On Wednesday, a City Council committee set in motion a land-use change that would ban jails on Rikers after 2026. Yesterday, the full council voted. Rikers will be closed and new, smaller jails will be built in four city communities—one each in Manhattan, Queens, Brooklyn, and the Bronx.
Rikers these days houses about 7,200 inmates, though it has capacity for many more. The four new jails would hold a total of about 3,200—roughly 800 inmates per jail.
Do the math. That leaves about 4,000 inmates currently at Rikers. What about them? Advocates for the new jails say a years-long drop in the crime rate, diversion programs, changes in arrest and sentencing practices, and new legislation will reduce the city’s jail population to around 3,200.
But the Manhattan Institute’s Rafael Mangual points to some contradictory evidence.
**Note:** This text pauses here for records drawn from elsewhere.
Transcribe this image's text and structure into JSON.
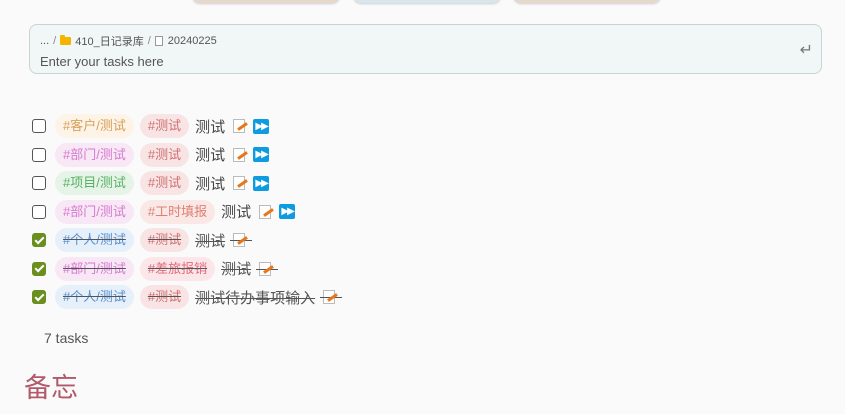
{
  "breadcrumb": {
    "ellipsis": "...",
    "separator": "/",
    "folder": "410_日记录库",
    "file": "20240225"
  },
  "task_input": {
    "placeholder": "Enter your tasks here",
    "value": ""
  },
  "enter_icon": "enter-icon",
  "tasks": [
    {
      "checked": false,
      "tags": [
        {
          "text": "#客户/测试",
          "style": "c-kehu"
        },
        {
          "text": "#测试",
          "style": "c-test"
        }
      ],
      "text": "测试",
      "forward": true
    },
    {
      "checked": false,
      "tags": [
        {
          "text": "#部门/测试",
          "style": "c-bumen"
        },
        {
          "text": "#测试",
          "style": "c-test"
        }
      ],
      "text": "测试",
      "forward": true
    },
    {
      "checked": false,
      "tags": [
        {
          "text": "#项目/测试",
          "style": "c-xiangmu"
        },
        {
          "text": "#测试",
          "style": "c-test"
        }
      ],
      "text": "测试",
      "forward": true
    },
    {
      "checked": false,
      "tags": [
        {
          "text": "#部门/测试",
          "style": "c-bumen"
        },
        {
          "text": "#工时填报",
          "style": "c-gongshi"
        }
      ],
      "text": "测试",
      "forward": true
    },
    {
      "checked": true,
      "tags": [
        {
          "text": "#个人/测试",
          "style": "c-geren"
        },
        {
          "text": "#测试",
          "style": "c-test"
        }
      ],
      "text": "测试",
      "forward": false
    },
    {
      "checked": true,
      "tags": [
        {
          "text": "#部门/测试",
          "style": "c-bumen"
        },
        {
          "text": "#差旅报销",
          "style": "c-chailv"
        }
      ],
      "text": "测试",
      "forward": false
    },
    {
      "checked": true,
      "tags": [
        {
          "text": "#个人/测试",
          "style": "c-geren"
        },
        {
          "text": "#测试",
          "style": "c-test"
        }
      ],
      "text": "测试待办事项输入",
      "forward": false
    }
  ],
  "task_count": "7 tasks",
  "section_heading": "备忘",
  "colors": {
    "checked": "#6a8f1e",
    "forward_button": "#0f9be0",
    "heading": "#b05a6a"
  }
}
De Blasio’s 2017 Mayor’s Management Report says the recent decline in jail population is due to his administration’s “successful efforts to divert low-risk, non-violent offenders from our jails” and notes that those “who remain [in jail] tend to be more violent and difficult to manage.”
“It does indeed seem to be the case,” Mangual writes, “that the current residents of Rikers Island are, in large part, the worst of the worst.” They’re “violent and difficult to manage,” in the words of the mayor’s own report. Mangual asks: can the Rikers population really be reduced by several thousand more “without those very inmates being left to roam the streets?”